Life expectancy for married men is much higher.

It’s slightly higher statistically, and the studies that have shown this are (as any life expectancy study must be) based on older cohorts where traditional marriage was more socially valued and non-traditional relationships often were due to correlating factors like education and economic status. Recent studies have also shown that life expectancy for married women is slightly lower than that of single women. All of that is, of course, fraught with complications and caveats and shouldn’t be something you base your life decisions on.

Nah. It’s the same. It just feels longer. She’s right behind me, right?

This thread is weird. It’s like a mix of people saying they like tomatoes and other people who don’t, but then it started with a diatribe about how not liking tomatoes is fine and now statistics about people who eat tomatoes vs those who don’t.

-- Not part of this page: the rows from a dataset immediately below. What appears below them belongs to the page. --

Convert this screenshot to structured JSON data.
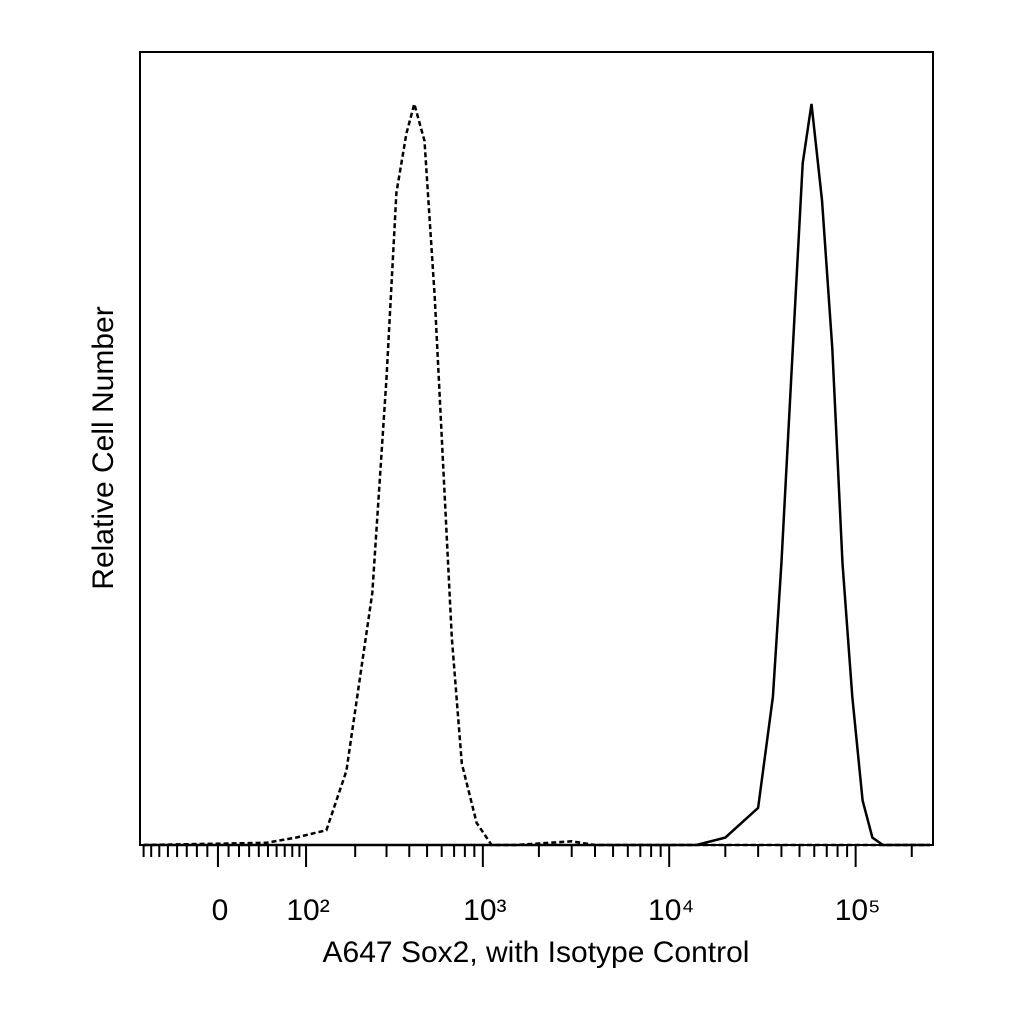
{
  "chart_data": {
    "type": "line",
    "xlabel": "A647 Sox2, with Isotype Control",
    "ylabel": "Relative Cell Number",
    "xscale": "biexponential",
    "xlim": [
      -85,
      260000
    ],
    "ylim": [
      0,
      107
    ],
    "xticks": [
      {
        "value": 0,
        "label": "0"
      },
      {
        "value": 100,
        "label": "10²"
      },
      {
        "value": 1000,
        "label": "10³"
      },
      {
        "value": 10000,
        "label": "10⁴"
      },
      {
        "value": 100000,
        "label": "10⁵"
      }
    ],
    "xminorticks": [
      -80,
      -70,
      -60,
      -50,
      -40,
      -30,
      -20,
      -10,
      10,
      20,
      30,
      40,
      50,
      60,
      70,
      80,
      90,
      200,
      300,
      400,
      500,
      600,
      700,
      800,
      900,
      2000,
      3000,
      4000,
      5000,
      6000,
      7000,
      8000,
      9000,
      20000,
      30000,
      40000,
      50000,
      60000,
      70000,
      80000,
      90000,
      200000
    ],
    "series": [
      {
        "color": "#000000",
        "dash": true,
        "x": [
          -80,
          48,
          85,
          135,
          178,
          250,
          300,
          340,
          386,
          426,
          484,
          550,
          680,
          770,
          925,
          1115,
          1500,
          3000,
          4000,
          250000
        ],
        "values": [
          0,
          0.3,
          1,
          2,
          10,
          34,
          63,
          88,
          96,
          100,
          95,
          74,
          28,
          11,
          3,
          0,
          0,
          0.5,
          0,
          0
        ]
      },
      {
        "color": "#000000",
        "dash": false,
        "x": [
          -80,
          14000,
          20000,
          30000,
          36000,
          40000,
          46000,
          52000,
          58000,
          66000,
          75000,
          85000,
          96000,
          109000,
          123000,
          140000,
          250000
        ],
        "values": [
          0,
          0,
          1,
          5,
          20,
          38,
          67,
          92,
          100,
          87,
          67,
          38,
          20,
          6,
          1,
          0,
          0
        ]
      }
    ]
  }
}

Do what you want, people! And the internet is a place where everyone writes a blog/article about how all their choices are the right choices, but we haven’t yet learned to ignore those people and just let everyone do what they want yet. Apparently.

Time to divorce in the name of min-maxing.

Men who fuck other men’s wives and daughters used to have a low life expectancy, but it’s been a couple of generations now since those stats reversed themselves — in this century, the shotgun wedding and the shallow grave are just memes people post. Cads get all the benefits with none of the financial strain, and no divorce settlements to boot. I recommend it!

But now they get elected president!

I’ve had a mediocre marriage and good marriage, with a lot of single time in between. I’ll take single over mediocre marriage without hesitation, but the good marriage is better than my single years.

I can completely relate to the alone time comments. Thankfully, I get plenty of that still while being married (no kids helps immensely in that department, obviously).